Reviewed by Chris
TITLE: Thanks a Lot, John LeClair
SERIES: Here’s to You, Zeb Pike Book 2
AUTHOR: Johanna Parkhurst
PUBLISHER: Harmony Ink Press
LENGTH: 204 pages
RELEASE DATE: December 15, 2016
Sixteen-year-old Emmitt LaPoint has secretly been writing letters to his hockey idol, John LeClair, for years. So it’s probably only fitting that Emmitt’s small Vermont town seems desperate to make him the next LeClair. After all, Emmitt is about to lead his high school hockey team to the state championship, he has a near-perfect GPA, and he’s liked by almost everyone.

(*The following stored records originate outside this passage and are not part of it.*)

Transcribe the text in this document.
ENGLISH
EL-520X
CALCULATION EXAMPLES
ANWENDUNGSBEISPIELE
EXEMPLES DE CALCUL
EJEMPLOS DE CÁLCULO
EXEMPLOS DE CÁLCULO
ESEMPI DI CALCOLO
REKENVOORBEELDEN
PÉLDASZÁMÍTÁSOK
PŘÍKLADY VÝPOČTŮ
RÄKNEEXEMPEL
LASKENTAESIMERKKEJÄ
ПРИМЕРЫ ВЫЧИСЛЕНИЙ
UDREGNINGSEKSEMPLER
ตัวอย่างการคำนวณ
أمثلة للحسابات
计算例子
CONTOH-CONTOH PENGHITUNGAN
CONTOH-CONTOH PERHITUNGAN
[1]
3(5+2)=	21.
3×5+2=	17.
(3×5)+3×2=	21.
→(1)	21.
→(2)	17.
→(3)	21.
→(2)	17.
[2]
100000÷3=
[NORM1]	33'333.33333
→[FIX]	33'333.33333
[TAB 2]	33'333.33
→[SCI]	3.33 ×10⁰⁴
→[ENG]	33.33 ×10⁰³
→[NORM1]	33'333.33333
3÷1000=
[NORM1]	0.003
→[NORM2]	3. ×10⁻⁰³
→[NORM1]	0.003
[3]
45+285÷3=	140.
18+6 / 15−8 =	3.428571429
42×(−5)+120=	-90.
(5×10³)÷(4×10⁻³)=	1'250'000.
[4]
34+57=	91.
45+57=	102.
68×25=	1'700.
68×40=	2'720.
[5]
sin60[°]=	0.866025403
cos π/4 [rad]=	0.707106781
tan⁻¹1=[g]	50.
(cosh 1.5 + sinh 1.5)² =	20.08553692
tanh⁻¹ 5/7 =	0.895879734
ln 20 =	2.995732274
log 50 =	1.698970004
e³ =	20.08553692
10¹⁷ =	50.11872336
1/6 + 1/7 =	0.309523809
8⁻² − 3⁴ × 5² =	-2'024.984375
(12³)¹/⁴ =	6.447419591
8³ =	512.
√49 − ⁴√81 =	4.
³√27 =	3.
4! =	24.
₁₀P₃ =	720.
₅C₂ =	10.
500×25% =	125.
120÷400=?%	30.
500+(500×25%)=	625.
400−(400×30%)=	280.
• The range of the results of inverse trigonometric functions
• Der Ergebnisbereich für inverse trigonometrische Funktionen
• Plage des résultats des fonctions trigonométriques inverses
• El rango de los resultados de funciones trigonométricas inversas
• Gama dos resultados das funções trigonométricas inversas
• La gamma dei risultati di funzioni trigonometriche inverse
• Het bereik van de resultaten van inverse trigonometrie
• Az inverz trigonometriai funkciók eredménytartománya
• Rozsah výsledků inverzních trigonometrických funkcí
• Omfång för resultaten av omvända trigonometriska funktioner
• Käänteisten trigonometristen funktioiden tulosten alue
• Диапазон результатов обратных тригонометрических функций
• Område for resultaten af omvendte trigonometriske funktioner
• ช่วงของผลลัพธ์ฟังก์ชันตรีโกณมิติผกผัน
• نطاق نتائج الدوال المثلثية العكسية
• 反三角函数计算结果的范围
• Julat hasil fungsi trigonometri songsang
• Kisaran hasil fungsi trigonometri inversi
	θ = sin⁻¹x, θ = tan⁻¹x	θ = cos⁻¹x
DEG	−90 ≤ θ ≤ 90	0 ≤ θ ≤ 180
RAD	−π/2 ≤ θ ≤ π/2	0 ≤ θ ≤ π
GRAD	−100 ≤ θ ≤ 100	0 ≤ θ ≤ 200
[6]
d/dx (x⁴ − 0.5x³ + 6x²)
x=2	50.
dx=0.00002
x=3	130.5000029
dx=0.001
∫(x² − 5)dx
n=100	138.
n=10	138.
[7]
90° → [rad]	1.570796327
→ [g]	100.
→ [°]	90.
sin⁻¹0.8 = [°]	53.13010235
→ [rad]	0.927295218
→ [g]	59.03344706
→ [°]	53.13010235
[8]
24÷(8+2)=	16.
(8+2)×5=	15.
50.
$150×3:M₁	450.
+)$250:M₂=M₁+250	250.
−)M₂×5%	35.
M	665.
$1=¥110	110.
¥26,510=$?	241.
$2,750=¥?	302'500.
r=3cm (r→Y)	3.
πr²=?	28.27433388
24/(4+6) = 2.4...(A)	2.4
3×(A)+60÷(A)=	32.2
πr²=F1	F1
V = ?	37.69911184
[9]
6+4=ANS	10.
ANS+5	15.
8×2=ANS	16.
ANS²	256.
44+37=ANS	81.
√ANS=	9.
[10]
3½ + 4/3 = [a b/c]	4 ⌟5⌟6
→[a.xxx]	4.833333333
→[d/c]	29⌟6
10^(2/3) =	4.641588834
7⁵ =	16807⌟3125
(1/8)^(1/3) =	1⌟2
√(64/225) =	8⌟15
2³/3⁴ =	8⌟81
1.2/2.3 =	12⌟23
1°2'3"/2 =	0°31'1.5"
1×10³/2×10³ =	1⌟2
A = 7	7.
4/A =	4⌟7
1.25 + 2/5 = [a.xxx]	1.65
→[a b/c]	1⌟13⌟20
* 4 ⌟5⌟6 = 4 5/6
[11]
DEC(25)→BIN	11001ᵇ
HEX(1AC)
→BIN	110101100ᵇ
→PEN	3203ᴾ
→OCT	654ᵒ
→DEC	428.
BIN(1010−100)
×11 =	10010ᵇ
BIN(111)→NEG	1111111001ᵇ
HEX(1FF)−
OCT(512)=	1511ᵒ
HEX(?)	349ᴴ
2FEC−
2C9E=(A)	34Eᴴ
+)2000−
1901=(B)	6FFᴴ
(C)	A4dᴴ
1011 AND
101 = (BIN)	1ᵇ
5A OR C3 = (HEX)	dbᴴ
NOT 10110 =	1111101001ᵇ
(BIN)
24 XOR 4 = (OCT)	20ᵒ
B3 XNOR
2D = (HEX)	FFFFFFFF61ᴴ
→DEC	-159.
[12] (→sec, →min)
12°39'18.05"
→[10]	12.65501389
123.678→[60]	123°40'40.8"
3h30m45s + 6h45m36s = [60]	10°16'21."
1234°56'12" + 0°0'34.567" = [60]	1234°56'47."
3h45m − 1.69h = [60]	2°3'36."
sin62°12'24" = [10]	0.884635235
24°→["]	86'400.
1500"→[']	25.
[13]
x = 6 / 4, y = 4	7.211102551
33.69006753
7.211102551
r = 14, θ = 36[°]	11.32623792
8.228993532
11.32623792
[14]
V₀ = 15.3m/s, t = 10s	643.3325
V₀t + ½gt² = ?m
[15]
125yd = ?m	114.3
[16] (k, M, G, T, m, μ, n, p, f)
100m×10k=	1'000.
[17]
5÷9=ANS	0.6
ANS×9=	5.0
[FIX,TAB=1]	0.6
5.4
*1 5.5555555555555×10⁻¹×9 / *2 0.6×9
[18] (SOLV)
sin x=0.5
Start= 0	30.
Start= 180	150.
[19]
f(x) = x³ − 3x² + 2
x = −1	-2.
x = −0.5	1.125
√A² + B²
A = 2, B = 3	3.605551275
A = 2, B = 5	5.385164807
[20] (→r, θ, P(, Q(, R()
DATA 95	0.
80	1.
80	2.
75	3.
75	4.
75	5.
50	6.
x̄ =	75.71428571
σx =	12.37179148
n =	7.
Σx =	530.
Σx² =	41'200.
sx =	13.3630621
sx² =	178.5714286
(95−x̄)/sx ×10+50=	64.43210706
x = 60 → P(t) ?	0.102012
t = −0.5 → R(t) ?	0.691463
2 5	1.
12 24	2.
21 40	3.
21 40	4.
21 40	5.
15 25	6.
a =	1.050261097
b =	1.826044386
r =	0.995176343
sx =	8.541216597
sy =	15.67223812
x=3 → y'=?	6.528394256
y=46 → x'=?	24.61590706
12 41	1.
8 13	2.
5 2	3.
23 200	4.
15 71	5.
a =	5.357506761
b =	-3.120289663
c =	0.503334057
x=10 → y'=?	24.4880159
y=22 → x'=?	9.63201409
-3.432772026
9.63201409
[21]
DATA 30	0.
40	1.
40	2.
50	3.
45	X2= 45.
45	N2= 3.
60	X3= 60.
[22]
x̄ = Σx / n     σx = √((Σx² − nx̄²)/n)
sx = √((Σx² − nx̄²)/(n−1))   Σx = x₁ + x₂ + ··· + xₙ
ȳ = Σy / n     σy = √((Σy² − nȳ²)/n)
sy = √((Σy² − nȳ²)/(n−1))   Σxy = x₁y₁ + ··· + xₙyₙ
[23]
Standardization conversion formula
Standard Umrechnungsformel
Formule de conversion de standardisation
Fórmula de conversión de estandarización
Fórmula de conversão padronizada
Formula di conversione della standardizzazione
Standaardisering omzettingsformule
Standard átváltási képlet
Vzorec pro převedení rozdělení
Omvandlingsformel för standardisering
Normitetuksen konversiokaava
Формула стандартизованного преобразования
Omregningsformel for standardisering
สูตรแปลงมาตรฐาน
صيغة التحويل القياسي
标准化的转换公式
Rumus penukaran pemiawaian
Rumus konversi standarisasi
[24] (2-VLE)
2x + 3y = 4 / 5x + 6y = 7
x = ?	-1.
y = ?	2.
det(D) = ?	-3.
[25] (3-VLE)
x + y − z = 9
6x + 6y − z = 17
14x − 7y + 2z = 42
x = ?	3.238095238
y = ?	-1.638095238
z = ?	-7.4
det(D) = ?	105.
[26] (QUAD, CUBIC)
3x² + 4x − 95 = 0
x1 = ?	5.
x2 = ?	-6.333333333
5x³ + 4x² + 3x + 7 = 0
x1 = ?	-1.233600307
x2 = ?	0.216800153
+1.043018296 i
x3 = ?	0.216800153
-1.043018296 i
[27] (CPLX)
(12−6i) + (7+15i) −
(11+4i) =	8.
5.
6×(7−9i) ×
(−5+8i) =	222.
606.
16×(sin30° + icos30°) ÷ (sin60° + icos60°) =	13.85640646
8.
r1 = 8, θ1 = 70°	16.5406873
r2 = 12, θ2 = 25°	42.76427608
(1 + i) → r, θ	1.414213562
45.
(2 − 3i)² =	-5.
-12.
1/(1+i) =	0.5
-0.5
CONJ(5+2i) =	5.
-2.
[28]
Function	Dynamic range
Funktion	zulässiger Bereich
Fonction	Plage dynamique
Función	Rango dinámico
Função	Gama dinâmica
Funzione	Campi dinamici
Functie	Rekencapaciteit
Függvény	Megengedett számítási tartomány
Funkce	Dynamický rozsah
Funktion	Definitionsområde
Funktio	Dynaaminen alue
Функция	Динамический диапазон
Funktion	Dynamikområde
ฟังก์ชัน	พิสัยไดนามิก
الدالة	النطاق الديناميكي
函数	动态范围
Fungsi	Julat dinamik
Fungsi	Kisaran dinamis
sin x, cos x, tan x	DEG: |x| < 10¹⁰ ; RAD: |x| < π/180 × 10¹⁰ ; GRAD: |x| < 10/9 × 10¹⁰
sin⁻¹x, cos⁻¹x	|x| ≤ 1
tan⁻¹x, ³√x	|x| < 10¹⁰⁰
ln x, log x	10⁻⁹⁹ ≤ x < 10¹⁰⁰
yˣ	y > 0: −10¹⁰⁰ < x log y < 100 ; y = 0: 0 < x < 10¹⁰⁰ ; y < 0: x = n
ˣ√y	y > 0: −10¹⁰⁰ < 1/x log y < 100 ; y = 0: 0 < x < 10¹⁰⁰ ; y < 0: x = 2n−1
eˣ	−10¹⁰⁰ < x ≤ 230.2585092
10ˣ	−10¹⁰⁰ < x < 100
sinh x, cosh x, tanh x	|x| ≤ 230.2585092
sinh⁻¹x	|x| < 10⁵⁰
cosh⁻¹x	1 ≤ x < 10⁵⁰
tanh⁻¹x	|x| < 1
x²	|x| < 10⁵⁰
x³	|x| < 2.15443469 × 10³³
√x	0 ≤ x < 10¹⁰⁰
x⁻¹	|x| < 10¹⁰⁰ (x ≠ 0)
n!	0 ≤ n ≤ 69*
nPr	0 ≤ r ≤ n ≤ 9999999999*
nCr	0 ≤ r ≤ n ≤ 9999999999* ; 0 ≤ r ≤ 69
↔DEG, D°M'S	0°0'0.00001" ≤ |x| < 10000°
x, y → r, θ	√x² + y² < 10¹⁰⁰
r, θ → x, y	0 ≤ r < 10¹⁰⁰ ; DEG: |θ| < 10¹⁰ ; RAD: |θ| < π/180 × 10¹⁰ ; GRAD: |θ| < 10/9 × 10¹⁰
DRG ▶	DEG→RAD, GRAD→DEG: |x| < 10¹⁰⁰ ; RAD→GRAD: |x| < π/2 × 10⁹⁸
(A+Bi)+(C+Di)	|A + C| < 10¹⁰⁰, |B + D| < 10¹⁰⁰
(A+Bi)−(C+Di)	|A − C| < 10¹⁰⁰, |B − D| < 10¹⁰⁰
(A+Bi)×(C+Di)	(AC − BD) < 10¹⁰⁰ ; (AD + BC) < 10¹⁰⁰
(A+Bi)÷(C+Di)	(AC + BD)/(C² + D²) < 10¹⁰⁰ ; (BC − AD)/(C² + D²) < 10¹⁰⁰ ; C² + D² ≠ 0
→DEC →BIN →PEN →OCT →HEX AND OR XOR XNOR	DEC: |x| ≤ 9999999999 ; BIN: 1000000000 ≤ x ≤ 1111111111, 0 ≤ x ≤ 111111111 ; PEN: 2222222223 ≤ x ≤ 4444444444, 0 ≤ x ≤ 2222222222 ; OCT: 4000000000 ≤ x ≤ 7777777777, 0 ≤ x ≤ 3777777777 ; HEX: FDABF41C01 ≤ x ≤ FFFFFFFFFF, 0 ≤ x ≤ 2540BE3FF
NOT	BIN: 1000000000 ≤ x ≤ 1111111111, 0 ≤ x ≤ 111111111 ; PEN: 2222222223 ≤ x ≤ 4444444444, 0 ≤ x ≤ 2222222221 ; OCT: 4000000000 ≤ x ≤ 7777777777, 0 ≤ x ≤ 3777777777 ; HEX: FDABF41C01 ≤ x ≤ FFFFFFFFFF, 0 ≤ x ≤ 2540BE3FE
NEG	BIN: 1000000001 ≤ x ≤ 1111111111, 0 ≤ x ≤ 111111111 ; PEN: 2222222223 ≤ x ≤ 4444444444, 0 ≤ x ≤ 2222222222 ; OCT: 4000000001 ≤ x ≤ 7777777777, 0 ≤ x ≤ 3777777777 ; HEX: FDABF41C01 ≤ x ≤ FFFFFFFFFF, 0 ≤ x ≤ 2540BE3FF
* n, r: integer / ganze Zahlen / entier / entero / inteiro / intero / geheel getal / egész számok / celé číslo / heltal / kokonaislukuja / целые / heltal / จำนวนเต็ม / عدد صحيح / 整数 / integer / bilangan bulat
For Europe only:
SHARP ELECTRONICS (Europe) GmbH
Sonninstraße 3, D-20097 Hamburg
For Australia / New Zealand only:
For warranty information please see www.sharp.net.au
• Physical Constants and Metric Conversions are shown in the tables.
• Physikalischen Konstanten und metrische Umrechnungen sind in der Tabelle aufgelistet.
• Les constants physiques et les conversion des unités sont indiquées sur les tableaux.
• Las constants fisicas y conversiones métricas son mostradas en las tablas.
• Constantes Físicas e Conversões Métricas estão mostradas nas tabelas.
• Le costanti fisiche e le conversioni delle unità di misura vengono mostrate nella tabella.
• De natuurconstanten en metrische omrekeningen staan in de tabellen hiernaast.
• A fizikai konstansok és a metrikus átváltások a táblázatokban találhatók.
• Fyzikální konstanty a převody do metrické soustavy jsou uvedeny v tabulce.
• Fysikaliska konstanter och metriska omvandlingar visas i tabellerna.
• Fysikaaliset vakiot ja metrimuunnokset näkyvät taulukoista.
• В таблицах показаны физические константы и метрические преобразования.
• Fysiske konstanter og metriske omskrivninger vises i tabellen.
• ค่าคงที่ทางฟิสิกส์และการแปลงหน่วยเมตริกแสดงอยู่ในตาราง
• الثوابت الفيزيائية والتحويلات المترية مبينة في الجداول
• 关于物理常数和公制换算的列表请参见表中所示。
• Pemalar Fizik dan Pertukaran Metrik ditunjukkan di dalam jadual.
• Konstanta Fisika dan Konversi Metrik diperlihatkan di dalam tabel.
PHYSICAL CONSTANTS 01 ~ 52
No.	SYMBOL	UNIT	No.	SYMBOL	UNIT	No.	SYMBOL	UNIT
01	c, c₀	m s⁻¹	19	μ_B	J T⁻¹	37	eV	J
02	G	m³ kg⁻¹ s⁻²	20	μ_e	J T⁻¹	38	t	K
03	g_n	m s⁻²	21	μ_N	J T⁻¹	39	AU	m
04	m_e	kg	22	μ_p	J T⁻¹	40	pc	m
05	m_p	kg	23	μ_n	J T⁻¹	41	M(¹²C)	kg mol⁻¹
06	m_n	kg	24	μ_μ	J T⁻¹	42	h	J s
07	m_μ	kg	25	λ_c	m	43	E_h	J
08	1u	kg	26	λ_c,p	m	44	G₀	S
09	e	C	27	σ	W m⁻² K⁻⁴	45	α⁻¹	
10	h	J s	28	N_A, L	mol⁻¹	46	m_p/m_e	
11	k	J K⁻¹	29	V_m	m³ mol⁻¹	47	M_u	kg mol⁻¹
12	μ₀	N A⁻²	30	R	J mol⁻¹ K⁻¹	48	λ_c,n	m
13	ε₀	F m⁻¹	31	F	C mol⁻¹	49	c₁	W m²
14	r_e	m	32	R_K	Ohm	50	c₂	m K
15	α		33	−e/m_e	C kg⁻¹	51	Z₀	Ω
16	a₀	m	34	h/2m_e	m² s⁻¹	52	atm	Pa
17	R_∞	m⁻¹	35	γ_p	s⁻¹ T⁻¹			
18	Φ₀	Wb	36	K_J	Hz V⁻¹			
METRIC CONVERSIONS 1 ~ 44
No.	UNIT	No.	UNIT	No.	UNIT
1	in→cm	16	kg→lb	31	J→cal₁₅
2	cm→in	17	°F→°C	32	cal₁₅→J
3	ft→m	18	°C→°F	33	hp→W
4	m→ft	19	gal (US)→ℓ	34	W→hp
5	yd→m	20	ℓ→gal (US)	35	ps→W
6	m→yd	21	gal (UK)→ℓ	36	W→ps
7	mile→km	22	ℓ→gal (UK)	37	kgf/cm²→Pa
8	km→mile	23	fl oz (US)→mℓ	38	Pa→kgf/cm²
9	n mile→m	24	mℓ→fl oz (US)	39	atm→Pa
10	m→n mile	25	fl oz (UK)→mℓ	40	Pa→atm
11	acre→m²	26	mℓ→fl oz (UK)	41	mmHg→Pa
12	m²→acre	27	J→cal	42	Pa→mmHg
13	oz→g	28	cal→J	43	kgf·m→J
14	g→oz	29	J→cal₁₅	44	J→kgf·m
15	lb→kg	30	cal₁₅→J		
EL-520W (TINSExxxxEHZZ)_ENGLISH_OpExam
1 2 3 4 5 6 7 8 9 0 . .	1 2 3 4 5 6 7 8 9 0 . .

But even golden boys have problems, and Emmitt has more than his share. His father’s back in town to breathe down his neck. He’s happily dating his coach’s nephew, Dusty, but almost nobody knows he’s gay—and that secret is getting harder and harder to keep.
When Emmitt discovers Dusty is keeping secrets of his own, he’s forced to decide exactly what kind of golden boy he wants to be.
A Companion to Here’s to You, Zeb Pike
Since the moment he met former NHL star John LeClair, Emmitt has wanted nothing more than to play professional hockey. At sixteen, he hasn’t changed his mind. Even if it means that he has to keep his relationship with his boyfriend Dusty a secret from most of the world. For all that You Can Play says, there are no out professional hockey players and Emmitt doesn’t see that changing any time soon. But when his love of the game starts to put strain on his relationships–not only with Dusty but with his friends and family–he has to decide which matters more to him, his secret or the people he loves?
For the most part I enjoyed this story. Though I certainly feel like I would have gotten more out of it if I had read the first book in the series, Here’s to You, Zeb Pike, beforehand. In book one we get to see all these relationships come together (or fall apart) and while you can read this book as a standalone, it would probably be even better after having read book one.
As someone who had a rather tempestuous relationship with my father at nearly the same age as Emmitt, I can really sympathize with Emmitt and his little brother Casey. I really liked that their father wasn’t evil–if a bit of a dick–but also showed how hard it was on them to have him around and trying to have a part of their lives they were not ready to give back.
YA is not something I read a lot of, but seeing as this book was about hockey and I am about all things hockey, I decided to give it a go. And for the most part, I liked this aspect of the story. But since I tend to find teenage shenanigans a bit tiresome I think this book tended to slow down a bit too much for me in places it might not do so for others. It really wasn’t much of a problem overall, but I found their plan to get back at a certain someone to be kinda horrible. I can totally see why they wanted to do it–the guy was a bit of a douche, no argument there–but their solution wasn’t exactly any better.
Other than that, though, this really was an enjoyable story. The hockey was fun and all the characters were very well written. If you like YA sport stories, I think you will like this one. And maybe even if YA isn’t your bag, I would say give it a shot.